Sep
6The carry trade and intervention risk
September 6, 2007 | Leave a Comment
While the baseline scenario for strategists at Merrill Lynch is one of no central bank intervention (60%), they see significant risk of intervention if extreme moves are seen in the carry trade in either direction - assigning a 30% probability to central bank action on a rapid unwind of the carry trade, and a 10% chance to intervention following a recovery of the carry trade to previous highs:
Our forecasts assume a gradual unwind of carry trades and protracted, but modest, JPY strength. This is unlikely to be environment where authorities deem intervention to be appropriate. However, there are two situations that could worry policymakers and justify a response.
Carry resumes
If carry trades recovery to their previous highs, intervention could take a number of forms. Authorities in Japan, Australia, New Zealand, Europe and Switzerland could attempt unilateral (either verbal or direct) intervention, with success dependent on whether monetary policy is aligned with FX policy. The ultimate end game for carry trades would be brought about by coordinated action.

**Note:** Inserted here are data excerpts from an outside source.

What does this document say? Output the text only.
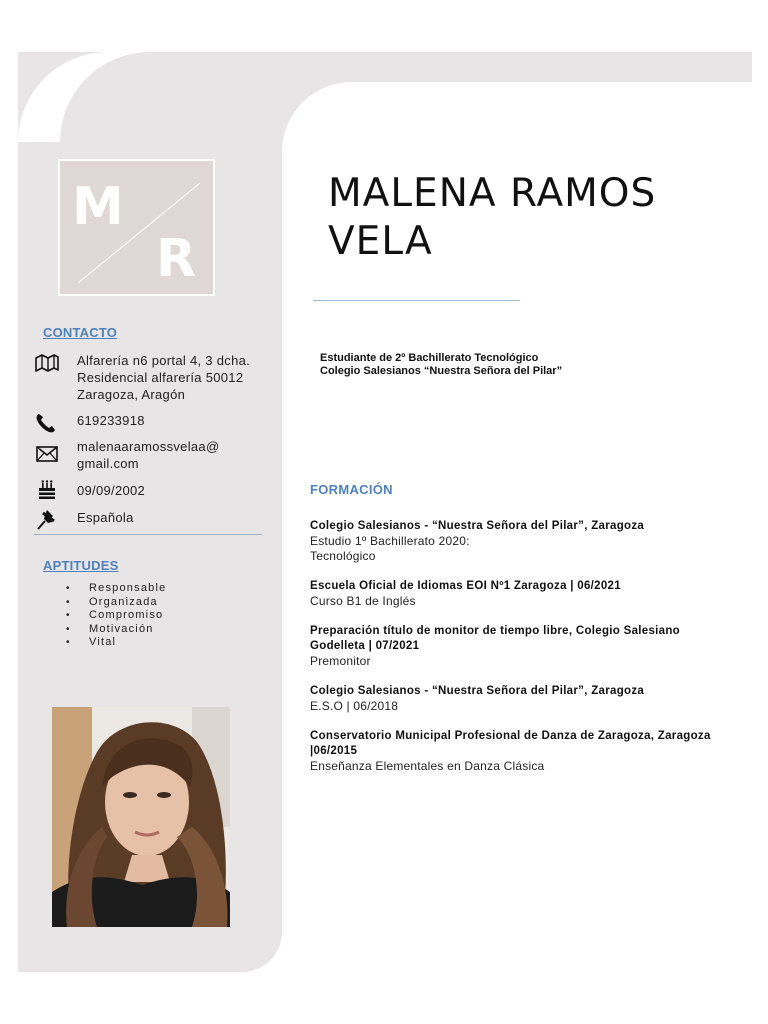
M
R
CONTACTO
Alfarería n6 portal 4, 3 dcha.
Residencial alfarería 50012
Zaragoza, Aragón
619233918
malenaaramossvelaa@
gmail.com
09/09/2002
Española
APTITUDES
• Responsable
• Organizada
• Compromiso
• Motivación
• Vital
MALENA RAMOS
VELA
Estudiante de 2º Bachillerato Tecnológico
Colegio Salesianos “Nuestra Señora del Pilar”
FORMACIÓN
Colegio Salesianos - “Nuestra Señora del Pilar”, Zaragoza
Estudio 1º Bachillerato 2020:
Tecnológico
Escuela Oficial de Idiomas EOI Nº1 Zaragoza | 06/2021
Curso B1 de Inglés
Preparación título de monitor de tiempo libre, Colegio Salesiano Godelleta | 07/2021
Premonitor
Colegio Salesianos - “Nuestra Señora del Pilar”, Zaragoza
E.S.O | 06/2018
Conservatorio Municipal Profesional de Danza de Zaragoza, Zaragoza |06/2015
Enseñanza Elementales en Danza Clásica
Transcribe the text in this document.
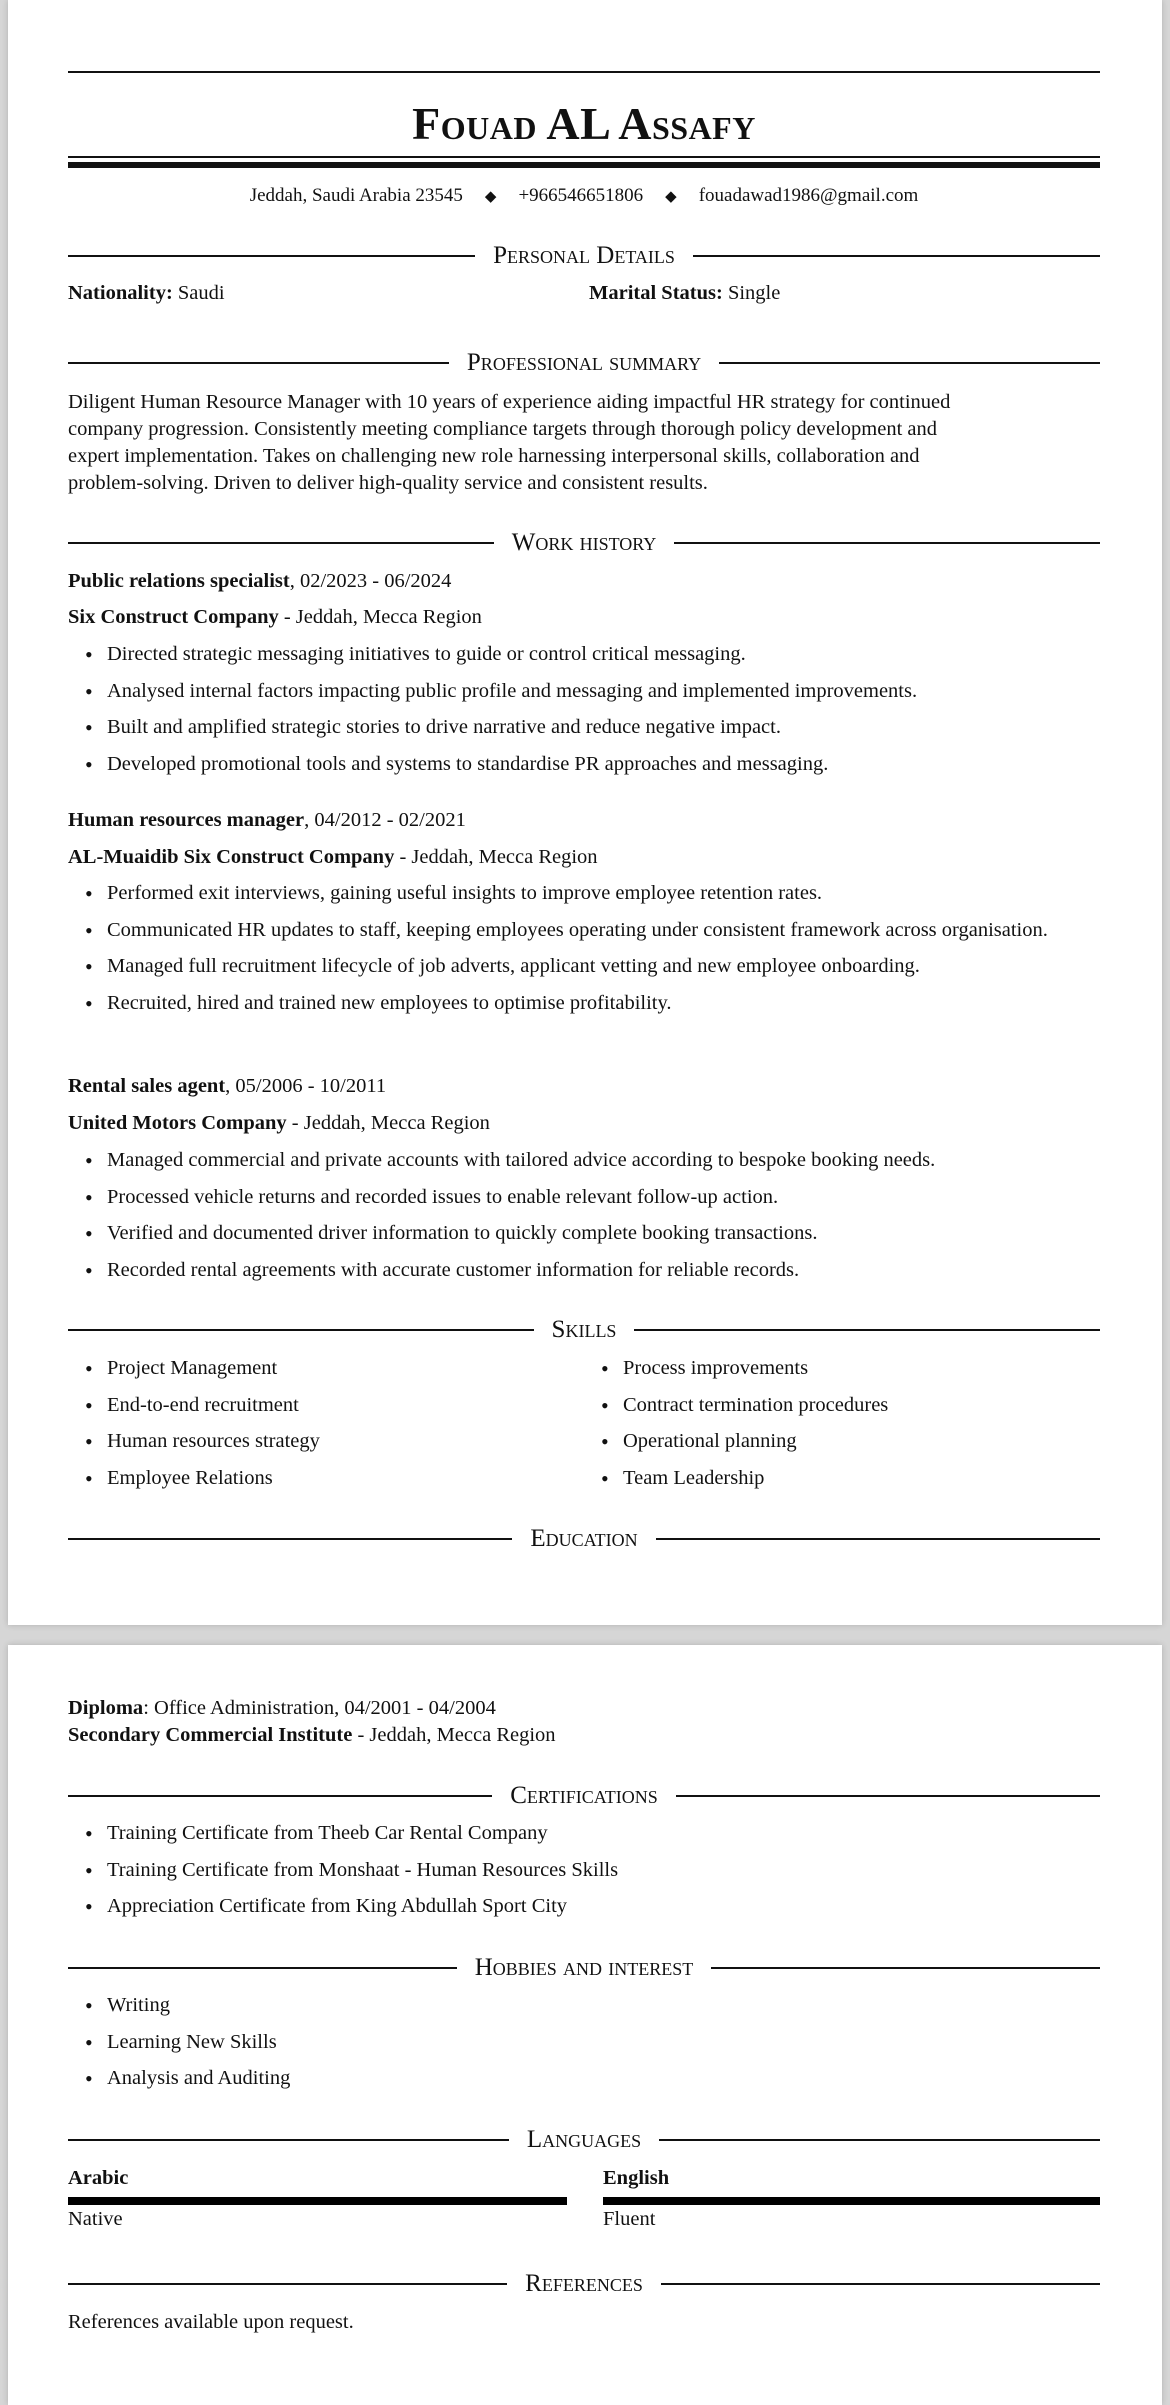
Fouad AL Assafy
Jeddah, Saudi Arabia 23545 ◆ +966546651806 ◆ fouadawad1986@gmail.com
Personal Details
Nationality: Saudi	Marital Status: Single
Professional summary
Diligent Human Resource Manager with 10 years of experience aiding impactful HR strategy for continued
company progression. Consistently meeting compliance targets through thorough policy development and
expert implementation. Takes on challenging new role harnessing interpersonal skills, collaboration and
problem-solving. Driven to deliver high-quality service and consistent results.
Work history
Public relations specialist, 02/2023 - 06/2024
Six Construct Company - Jeddah, Mecca Region
• Directed strategic messaging initiatives to guide or control critical messaging.
• Analysed internal factors impacting public profile and messaging and implemented improvements.
• Built and amplified strategic stories to drive narrative and reduce negative impact.
• Developed promotional tools and systems to standardise PR approaches and messaging.
Human resources manager, 04/2012 - 02/2021
AL-Muaidib Six Construct Company - Jeddah, Mecca Region
• Performed exit interviews, gaining useful insights to improve employee retention rates.
• Communicated HR updates to staff, keeping employees operating under consistent framework across organisation.
• Managed full recruitment lifecycle of job adverts, applicant vetting and new employee onboarding.
• Recruited, hired and trained new employees to optimise profitability.
Rental sales agent, 05/2006 - 10/2011
United Motors Company - Jeddah, Mecca Region
• Managed commercial and private accounts with tailored advice according to bespoke booking needs.
• Processed vehicle returns and recorded issues to enable relevant follow-up action.
• Verified and documented driver information to quickly complete booking transactions.
• Recorded rental agreements with accurate customer information for reliable records.
Skills
• Project Management
• End-to-end recruitment
• Human resources strategy
• Employee Relations
• Process improvements
• Contract termination procedures
• Operational planning
• Team Leadership
Education
Diploma: Office Administration, 04/2001 - 04/2004
Secondary Commercial Institute - Jeddah, Mecca Region
Certifications
• Training Certificate from Theeb Car Rental Company
• Training Certificate from Monshaat - Human Resources Skills
• Appreciation Certificate from King Abdullah Sport City
Hobbies and interest
• Writing
• Learning New Skills
• Analysis and Auditing
Languages
Arabic
Native
English
Fluent
References
References available upon request.
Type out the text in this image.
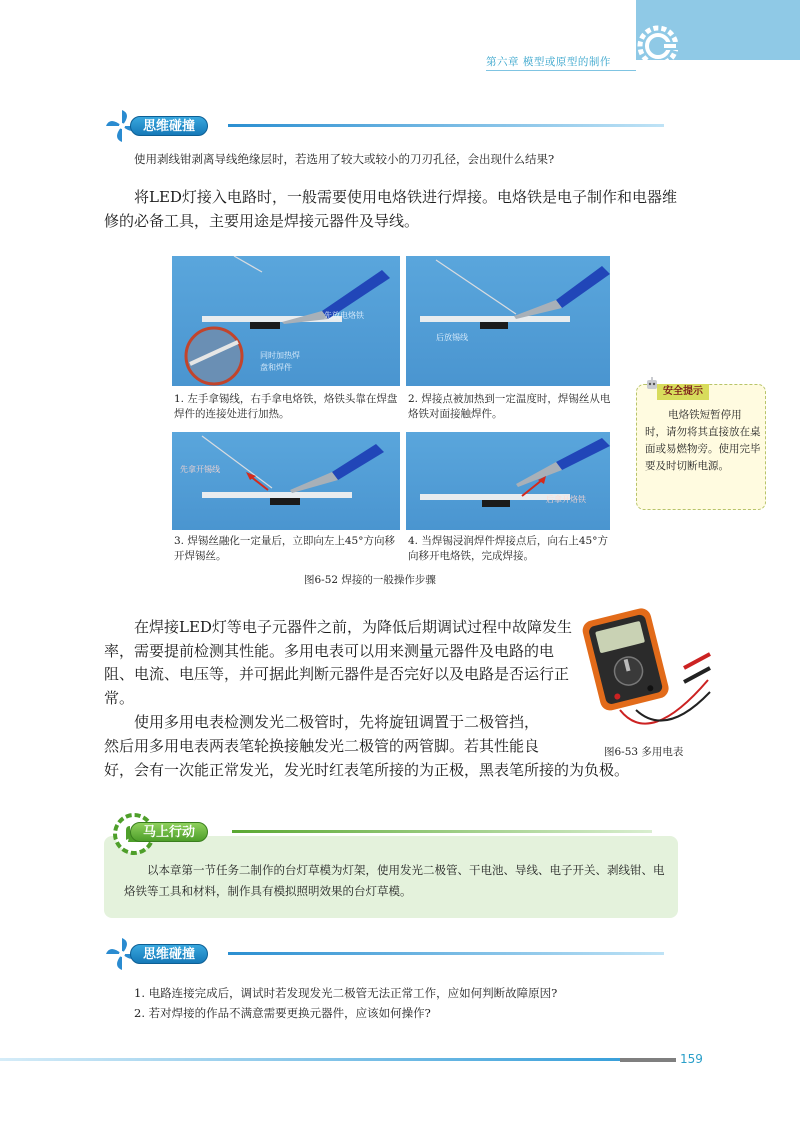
第六章 模型或原型的制作
思维碰撞
使用剥线钳剥离导线绝缘层时，若选用了较大或较小的刀刃孔径，会出现什么结果?
将LED灯接入电路时，一般需要使用电烙铁进行焊接。电烙铁是电子制作和电器维修的必备工具，主要用途是焊接元器件及导线。
先放电烙铁
同时加热焊
盘和焊件
后放锡线
先拿开锡线
后拿开烙铁
1. 左手拿锡线，右手拿电烙铁，烙铁头靠在焊盘焊件的连接处进行加热。
2. 焊接点被加热到一定温度时，焊锡丝从电烙铁对面接触焊件。
3. 焊锡丝融化一定量后，立即向左上45°方向移开焊锡丝。
4. 当焊锡浸润焊件焊接点后，向右上45°方向移开电烙铁，完成焊接。
图6-52 焊接的一般操作步骤
安全提示
电烙铁短暂停用时，请勿将其直接放在桌面或易燃物旁。使用完毕要及时切断电源。
在焊接LED灯等电子元器件之前，为降低后期调试过程中故障发生率，需要提前检测其性能。多用电表可以用来测量元器件及电路的电阻、电流、电压等，并可据此判断元器件是否完好以及电路是否运行正常。
使用多用电表检测发光二极管时，先将旋钮调置于二极管挡，
然后用多用电表两表笔轮换接触发光二极管的两管脚。若其性能良
好，会有一次能正常发光，发光时红表笔所接的为正极，黑表笔所接的为负极。
图6-53 多用电表
马上行动
以本章第一节任务二制作的台灯草模为灯架，使用发光二极管、干电池、导线、电子开关、剥线钳、电烙铁等工具和材料，制作具有模拟照明效果的台灯草模。
思维碰撞
1. 电路连接完成后，调试时若发现发光二极管无法正常工作，应如何判断故障原因?
2. 若对焊接的作品不满意需要更换元器件，应该如何操作?
159
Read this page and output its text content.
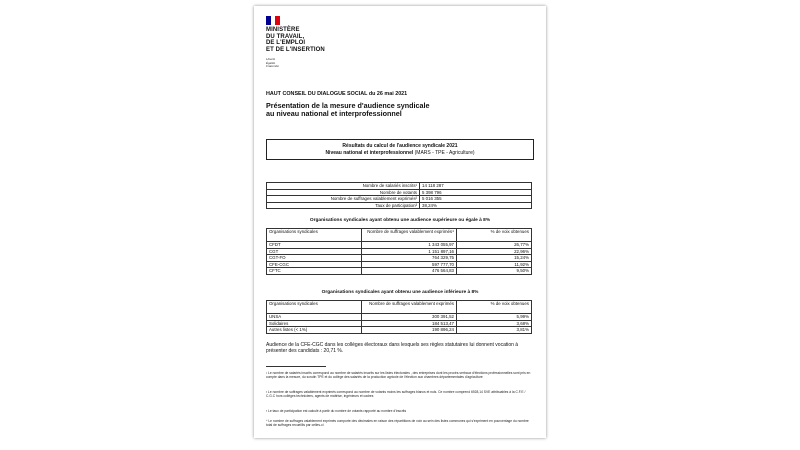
MINISTÈRE
DU TRAVAIL,
DE L'EMPLOI
ET DE L'INSERTION
Liberté
Égalité
Fraternité
HAUT CONSEIL DU DIALOGUE SOCIAL du 26 mai 2021
Présentation de la mesure d'audience syndicale
au niveau national et interprofessionnel
Résultats du calcul de l'audience syndicale 2021
Niveau national et interprofessionnel (MARS - TPE - Agriculture)
Nombre de salariés inscrits¹	14 118 287
Nombre de votants	5 398 796
Nombre de suffrages valablement exprimés²	5 016 355
Taux de participation³	38,24%
Organisations syndicales ayant obtenu une audience supérieure ou égale à 8%
Organisations syndicales	Nombre de suffrages valablement exprimés⁴	% de voix obtenues
CFDT	1 343 055,97	26,77%
CGT	1 151 897,16	22,96%
CGT-FO	764 329,75	15,24%
CFE-CGC	597 777,70	11,92%
CFTC	476 564,83	9,50%
Organisations syndicales ayant obtenu une audience inférieure à 8%
Organisations syndicales	Nombre de suffrages valablement exprimés	% de voix obtenues
UNSA	300 391,52	5,99%
Solidaires	184 513,47	3,68%
Autres listes (< 1%)	190 896,24	3,81%
Audience de la CFE-CGC dans les collèges électoraux dans lesquels ses règles statutaires lui donnent vocation à présenter des candidats : 20,71 %.
¹ Le nombre de salariés inscrits correspond au nombre de salariés inscrits sur les listes électorales , des entreprises dont les procès-verbaux d'élections professionnelles sont pris en compte dans la mesure, du scrutin TPE et du collège des salariés de la production agricole de l'élection aux chambres départementales d'agriculture
² Le nombre de suffrages valablement exprimés correspond au nombre de votants moins les suffrages blancs et nuls. Ce nombre comprend 6928,14 SVE attribuables à la C.F.E / C.G.C hors collèges techniciens, agents de maîtrise, ingénieurs et cadres
³ Le taux de participation est calculé à partir du nombre de votants rapporté au nombre d'inscrits
⁴ Le nombre de suffrages valablement exprimés comporte des décimales en raison des répartitions de voix au sein des listes communes qui s'expriment en pourcentage du nombre total de suffrages recueillis par celles-ci
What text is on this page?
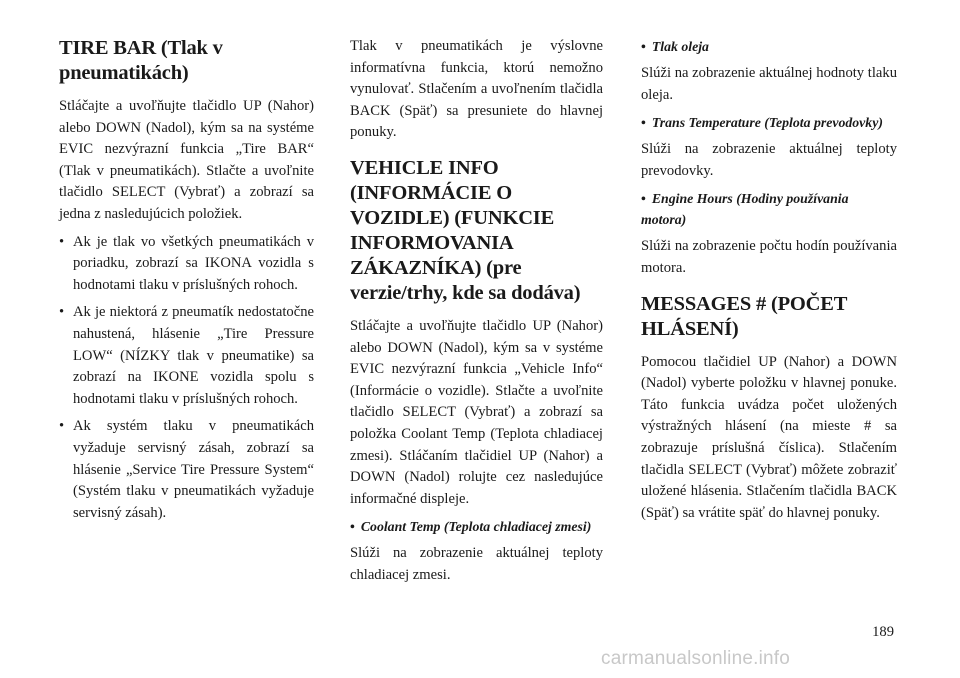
TIRE BAR (Tlak v pneumatikách)

Stláčajte a uvoľňujte tlačidlo UP (Nahor) alebo DOWN (Nadol), kým sa na systéme EVIC nezvýrazní funkcia „Tire BAR“ (Tlak v pneumatikách). Stlačte a uvoľnite tlačidlo SELECT (Vybrať) a zobrazí sa jedna z nasledujúcich položiek.

• Ak je tlak vo všetkých pneumatikách v poriadku, zobrazí sa IKONA vozidla s hodnotami tlaku v príslušných rohoch.
• Ak je niektorá z pneumatík nedostatočne nahustená, hlásenie „Tire Pressure LOW“ (NÍZKY tlak v pneumatike) sa zobrazí na IKONE vozidla spolu s hodnotami tlaku v príslušných rohoch.
• Ak systém tlaku v pneumatikách vyžaduje servisný zásah, zobrazí sa hlásenie „Service Tire Pressure System“ (Systém tlaku v pneumatikách vyžaduje servisný zásah).

Tlak v pneumatikách je výslovne informatívna funkcia, ktorú nemožno vynulovať. Stlačením a uvoľnením tlačidla BACK (Späť) sa presuniete do hlavnej ponuky.

VEHICLE INFO (INFORMÁCIE O VOZIDLE) (FUNKCIE INFORMOVANIA ZÁKAZNÍKA) (pre verzie/trhy, kde sa dodáva)

Stláčajte a uvoľňujte tlačidlo UP (Nahor) alebo DOWN (Nadol), kým sa v systéme EVIC nezvýrazní funkcia „Vehicle Info“ (Informácie o vozidle). Stlačte a uvoľnite tlačidlo SELECT (Vybrať) a zobrazí sa položka Coolant Temp (Teplota chladiacej zmesi). Stláčaním tlačidiel UP (Nahor) a DOWN (Nadol) rolujte cez nasledujúce informačné displeje.

• Coolant Temp (Teplota chladiacej zmesi)

Slúži na zobrazenie aktuálnej teploty chladiacej zmesi.

• Tlak oleja

Slúži na zobrazenie aktuálnej hodnoty tlaku oleja.

• Trans Temperature (Teplota prevodovky)

Slúži na zobrazenie aktuálnej teploty prevodovky.

• Engine Hours (Hodiny používania motora)

Slúži na zobrazenie počtu hodín používania motora.

MESSAGES # (POČET HLÁSENÍ)

Pomocou tlačidiel UP (Nahor) a DOWN (Nadol) vyberte položku v hlavnej ponuke. Táto funkcia uvádza počet uložených výstražných hlásení (na mieste # sa zobrazuje príslušná číslica). Stlačením tlačidla SELECT (Vybrať) môžete zobraziť uložené hlásenia. Stlačením tlačidla BACK (Späť) sa vrátite späť do hlavnej ponuky.

189
carmanualsonline.info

Carry unwinds aggressively
In the event of a rapid carry trade unwind, Japan, Australia and New Zealand could attempt smoothing operations to slow the move, though probably not designed to generate a reversal. Coordinated action between these policymakers and possibly the US and Euro area are less likely, but possible, if carry unwind is viewed as being destabilizing to other asset markets.
Any move below USD-JPY 110 is likely to elicit a response from the Japanese, regardless if it is a quick move that occurs over a few weeks or a slow grind that occurs before November. Although previously content with some JPY strength, volatile moves or significant strength beyond exporters budget rate would be viewed as harmful to the economic recovery. Below 110 could generate the initial response with intervention operations becoming increasingly aggressive toward 106. These would be smoothing operations designed to alleviate downward pressure on USD-JPY, not to generate an outright reversal.